«Les Défis de la République
Centrafricaine»
Par Louis Michel, Commissaire
européen au Développement et à l'Aide
humanitaire.
"Table ronde des partenaires au développement de la République
Centrafricaine"
Bruxelles, le 26 octobre
2007
Monsieur le Président,
Monsieur le Premier ministre,
Mesdames et Messieurs les ministres,
Mesdames et Messieurs les représentants des partenaires au
développement de la
République centrafricaine,
Chers amis,
C’est un grand plaisir pour moi d’ouvrir cette Table Ronde des
partenaires au développement de la République
Centrafricaine aux côtés du Président Bozizé. Un plaisir
d’autant plus grand que nous sommes les parrains officiels de cet évènement et
que nous avons l’honneur d’accueillir cette Conférence dans nos
murs.
Je me réjouis de l'ampleur de la participation à cette Table Ronde.

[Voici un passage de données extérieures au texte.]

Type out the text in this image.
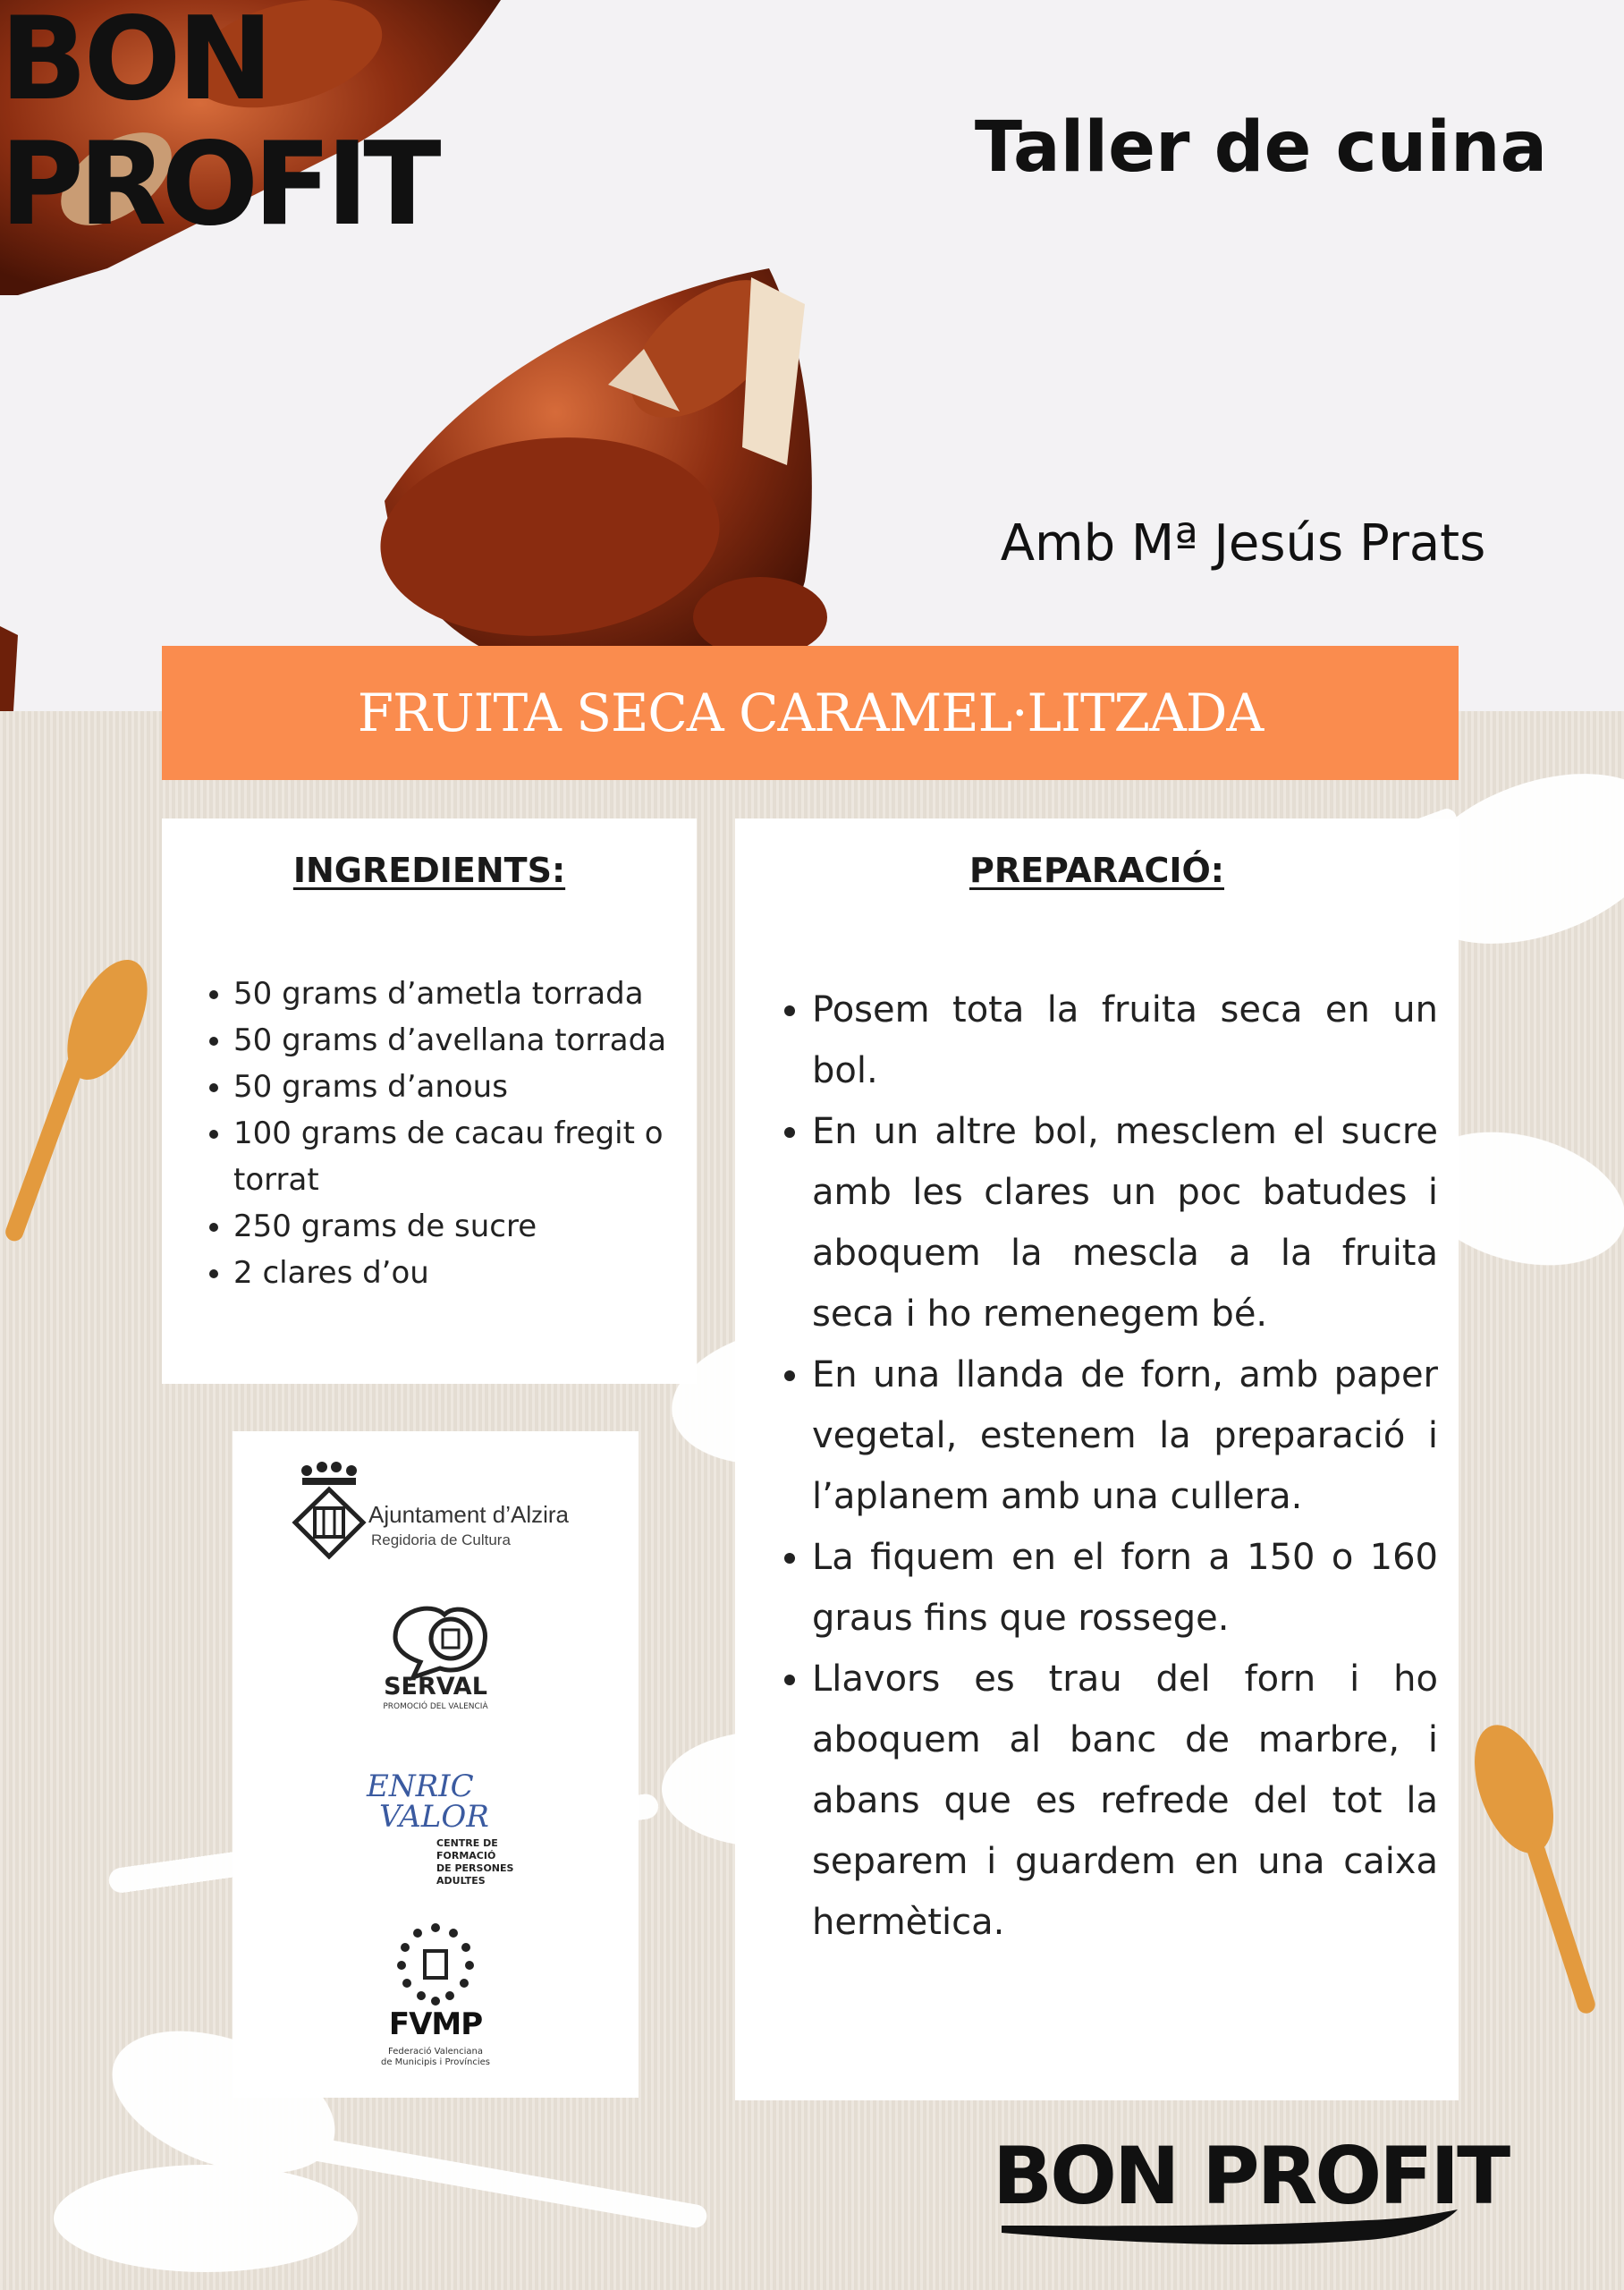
Taller de cuina
BON
PROFIT
Amb Mª Jesús Prats
FRUITA SECA CARAMEL·LITZADA
INGREDIENTS:
• 50 grams d’ametla torrada
• 50 grams d’avellana torrada
• 50 grams d’anous
• 100 grams de cacau fregit o torrat
• 250 grams de sucre
• 2 clares d’ou
PREPARACIÓ:
• Posem tota la fruita seca en un bol.
• En un altre bol, mesclem el sucre amb les clares un poc batudes i aboquem la mescla a la fruita seca i ho remenegem bé.
• En una llanda de forn, amb paper vegetal, estenem la preparació i l’aplanem amb una cullera.
• La fiquem en el forn a 150 o 160 graus fins que rossege.
• Llavors es trau del forn i ho aboquem al banc de marbre, i abans que es refrede del tot la separem i guardem en una caixa hermètica.
Ajuntament d’Alzira
Regidoria de Cultura
SERVAL
PROMOCIÓ DEL VALENCIÀ
ENRIC
VALOR
CENTRE DE
FORMACIÓ
DE PERSONES
ADULTES
FVMP
Federació Valenciana
de Municipis i Províncies
BON PROFIT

Elle témoigne de la volonté de tous les partenaires d'œuvrer ensemble aux côtés
du Président Bozizé et d'apporter leur contribution aux efforts de
la
République de Centrafrique, qui est confrontée simultanément à
deux défis majeurs.
Le premier de ces défis constitue une exigence partagée :
atteindre les Objectifs de Millénaire pour le Développement d'ici 2015.
Respecter cette échéance sera certes difficile, puisque la République
centrafricaine doit relever plusieurs défis.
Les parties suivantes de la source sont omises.